Unfortunately, it has been difficult to make progress in areas with steep slopes. Some of the species of plants that have proven most difficult to control are Porcelain Berry, English Ivy, Mugwort, Multiflora Rose and Poison Ivy, among several other species. These plants and vines have dominated two acres of the degraded woodland that we are working to improve.

Riverside Park’s goats are like a herd of full-time professional weeding staff. They are able to traverse difficult, hard-to-reach places, and can also gulp down poison ivy without a second thought. This frees up human hands — and significant portions of time — to work on other components of restoration.
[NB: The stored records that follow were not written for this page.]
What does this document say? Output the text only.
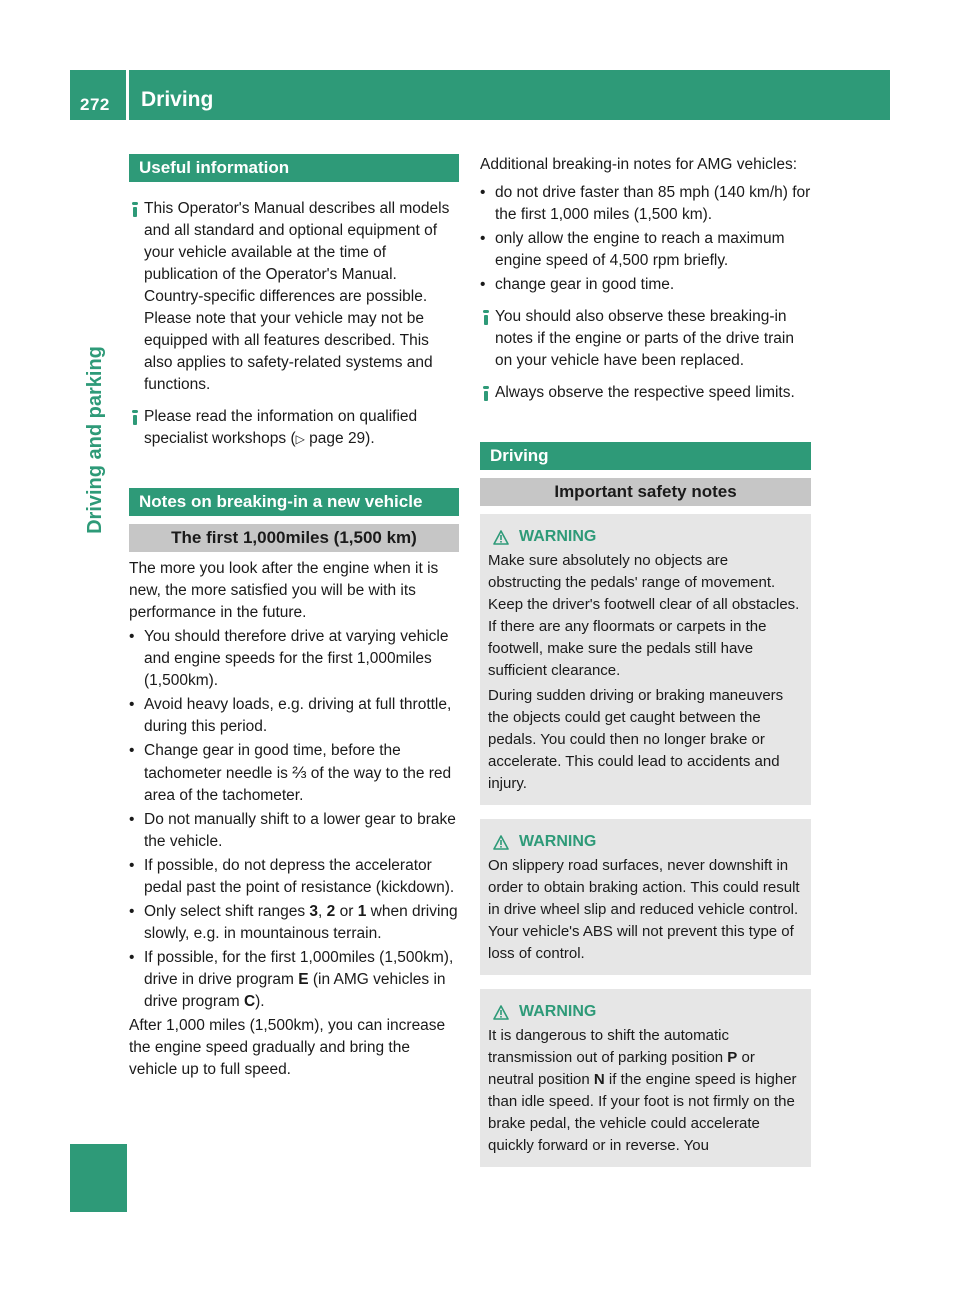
272 Driving
Driving and parking
Useful information
This Operator's Manual describes all models and all standard and optional equipment of your vehicle available at the time of publication of the Operator's Manual. Country-specific differences are possible. Please note that your vehicle may not be equipped with all features described. This also applies to safety-related systems and functions.
Please read the information on qualified specialist workshops (▷ page 29).
Notes on breaking-in a new vehicle
The first 1,000miles (1,500 km)
The more you look after the engine when it is new, the more satisfied you will be with its performance in the future.
• You should therefore drive at varying vehicle and engine speeds for the first 1,000miles (1,500km).
• Avoid heavy loads, e.g. driving at full throttle, during this period.
• Change gear in good time, before the tachometer needle is ⅔ of the way to the red area of the tachometer.
• Do not manually shift to a lower gear to brake the vehicle.
• If possible, do not depress the accelerator pedal past the point of resistance (kickdown).
• Only select shift ranges 3, 2 or 1 when driving slowly, e.g. in mountainous terrain.
• If possible, for the first 1,000miles (1,500km), drive in drive program E (in AMG vehicles in drive program C).
After 1,000 miles (1,500km), you can increase the engine speed gradually and bring the vehicle up to full speed.
Additional breaking-in notes for AMG vehicles:
• do not drive faster than 85 mph (140 km/h) for the first 1,000 miles (1,500 km).
• only allow the engine to reach a maximum engine speed of 4,500 rpm briefly.
• change gear in good time.
You should also observe these breaking-in notes if the engine or parts of the drive train on your vehicle have been replaced.
Always observe the respective speed limits.
Driving
Important safety notes
WARNING

Make sure absolutely no objects are obstructing the pedals' range of movement. Keep the driver's footwell clear of all obstacles. If there are any floormats or carpets in the footwell, make sure the pedals still have sufficient clearance.

During sudden driving or braking maneuvers the objects could get caught between the pedals. You could then no longer brake or accelerate. This could lead to accidents and injury.

WARNING
On slippery road surfaces, never downshift in order to obtain braking action. This could result in drive wheel slip and reduced vehicle control. Your vehicle's ABS will not prevent this type of loss of control.
WARNING
It is dangerous to shift the automatic transmission out of parking position P or neutral position N if the engine speed is higher than idle speed. If your foot is not firmly on the brake pedal, the vehicle could accelerate quickly forward or in reverse. You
Goats and their giant appetites have been widely used by farmers, and recently, by nearby parks to assist in controlling and suppressing the growth of these detrimental invasive plants. Not only to goats eat almost constantly — they can consume 25% of their own body weight in vegetation in just one day — but their fecal matter adds nutrients to the soil as they go. It’s an all around win — a sustainable, chemical-free method of removing invasive species from a landscape.

The Process

We have hosted goats for four summer seasons – in 2019, 2021, 2022, and 2023.

Throughout the season, the goats continuously consume the weeds all the way down to the roots, which stunts the plants’ normal growth trajectory by making them start all over — only to be eaten again. After a few seasons of eating, the plants’ ability to grow will have been weakened, and perhaps eliminated altogether.